Our ZTF SNe Ia cosmology working group performed an analysis of ZTF SN Ia DR2, the SNe Ia discovered by ZTF from 2018 to 2020, the largest low-redshift sample of SNe Ia of all flavors, a work that resulted in a Special Issue at Astronomy & Astrophysics. I led the analysis of their observed properties and their relative rates, combining photometric, spectroscopic and host galaxy information to map the diversity of the thermonuclear supernova population.
A long-standing puzzle in the study of thermonuclear supernovae is the existence of so-called Super-Chandrasekhar Type Ia supernovae, whose extreme luminosities imply ejecta masses that exceed the canonical Chandrasekhar limit for a non-rotating white dwarf. These events are characterised by unusually slow light-curve evolution, high peak luminosities, and strong carbon signatures in their early-time spectra, challenging standard explosion models. Through detailed photometric and spectroscopic analyses of SN 2020esm and SN 2021zny, we proposed that events are mergers of two carbon oxygen white dwarfs, with additional studies with JWST of SN 2022pul confirming our results.
Thanks to the Kepler Space Telescope’s K2 Supernova Cosmology Experiment, one of the telescope’s final missions before it ran out of fuel, we were fortunate to observe SN 2018oh in exceptional detail, combining extremely high-cadence Kepler observations with dedicated ground-based follow-up campaigns. SN 2018oh exhibited a small bump in its light curve during the first ~5 days after explosion — an early flux excess superimposed on the radioactively powered luminosity typical of normal Type Ia supernovae. Interpretations of this behaviour range from the interaction of the supernova ejecta with a non-degenerate companion star to the detonation of a helium shell on the surface of the exploding white dwarf prior to the main explosion. Today, a variety of early light-curve bumps are routinely observed in Type Ia supernovae, highlighting the growing diversity of thermonuclear explosion pathways.
The Legacy Survey of Space and Time (LSST) of the Vera C. Rubin Observatory will usher in a new era of time-domain astronomy by repeatedly imaging the southern sky with unprecedented depth, cadence, and uniformity. By discovering and monitoring millions of supernovae and other transients over a wide range of timescales and redshifts, LSST will open vast new discovery space for rare, extreme, and previously unknown classes of variable phenomena. Its scale and homogeneity will enable population-level studies that move beyond individual events, allowing systematic mapping of the diversity and evolution of stellar explosions, accretion-driven transients, and variable sources across cosmic history. In parallel, the cosmological exploitation of LSST data is being led by the Dark Energy Science Collaboration (DESC), which will deliver precision measurements of cosmic expansion and structure growth, providing transformative constraints on dark energy and fundamental physics.

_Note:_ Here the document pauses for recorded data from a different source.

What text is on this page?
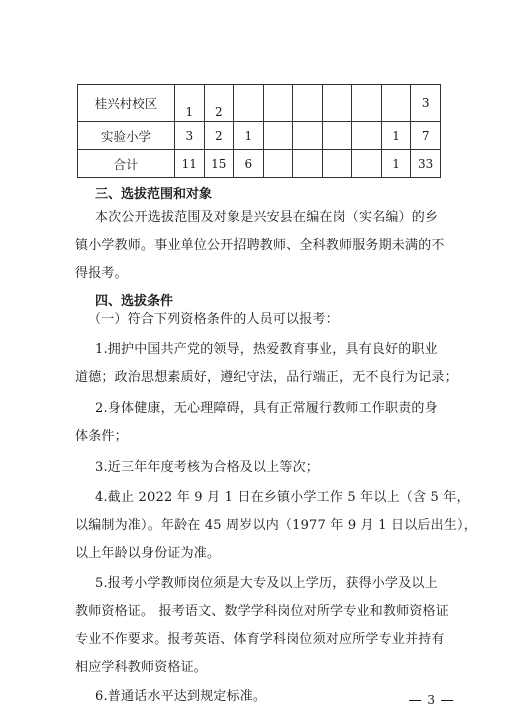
桂兴村校区	1	2							3
实验小学	3	2	1					1	7
合计	11	15	6					1	33
三、选拔范围和对象
本次公开选拔范围及对象是兴安县在编在岗（实名编）的乡
镇小学教师。事业单位公开招聘教师、全科教师服务期未满的不
得报考。
四、选拔条件
（一）符合下列资格条件的人员可以报考：
1.拥护中国共产党的领导，热爱教育事业，具有良好的职业
道德；政治思想素质好，遵纪守法，品行端正，无不良行为记录；
2.身体健康，无心理障碍，具有正常履行教师工作职责的身
体条件；
3.近三年年度考核为合格及以上等次；
4.截止 2022 年 9 月 1 日在乡镇小学工作 5 年以上（含 5 年，
以编制为准）。年龄在 45 周岁以内（1977 年 9 月 1 日以后出生），
以上年龄以身份证为准。
5.报考小学教师岗位须是大专及以上学历，获得小学及以上
教师资格证。 报考语文、数学学科岗位对所学专业和教师资格证
专业不作要求。报考英语、体育学科岗位须对应所学专业并持有
相应学科教师资格证。
6.普通话水平达到规定标准。	3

The 4-metre Multi-Object Spectroscopic Telescope (4MOST) is a next-generation wide-field spectroscopic facility designed to provide massively multiplexed follow-up of imaging surveys. Within 4MOST, the Time-Domain Extragalactic Survey (TiDES) will deliver systematic spectroscopic classification and characterisation of transient and variable sources from the Legacy Survey of Space and Time (LSST) and other surveys, which will define the discovery space for southern-hemisphere time-domain astronomy. By obtaining large, homogeneous samples of supernova and transient spectra across a wide range of luminosities and redshifts, TiDES will enable population-level studies of explosive phenomena and their host galaxies. In parallel, TiDES will provide a critical spectroscopic foundation for SNe Ia cosmology at the LSST era, supporting precision measurements of the cosmic expansion.
The Zwicky Transient Facility (ZTF) has reshaped time-domain astronomy by providing high-cadence, wide-field optical monitoring of the northern sky and unprecedented access to the dynamic Universe. Its ability to discover large numbers of transients shortly after explosion has enabled transformative studies of the earliest phases of supernovae, revealed the prevalence of early-time light-curve excesses, and uncovered new classes of rare and fast-evolving transients. Beyond stellar explosions, ZTF has dramatically expanded samples of tidal disruption events, changing-look active galactic nuclei, and electromagnetic counterparts to gravitational-wave sources, linking optical variability to compact-object physics and black-hole accretion. At the same time, ZTF is delivering the most comprehensive and well-controlled low-redshift Type Ia supernova sample to date, providing a critical foundation for precision cosmology and anchoring distance measurements used by higher-redshift surveys.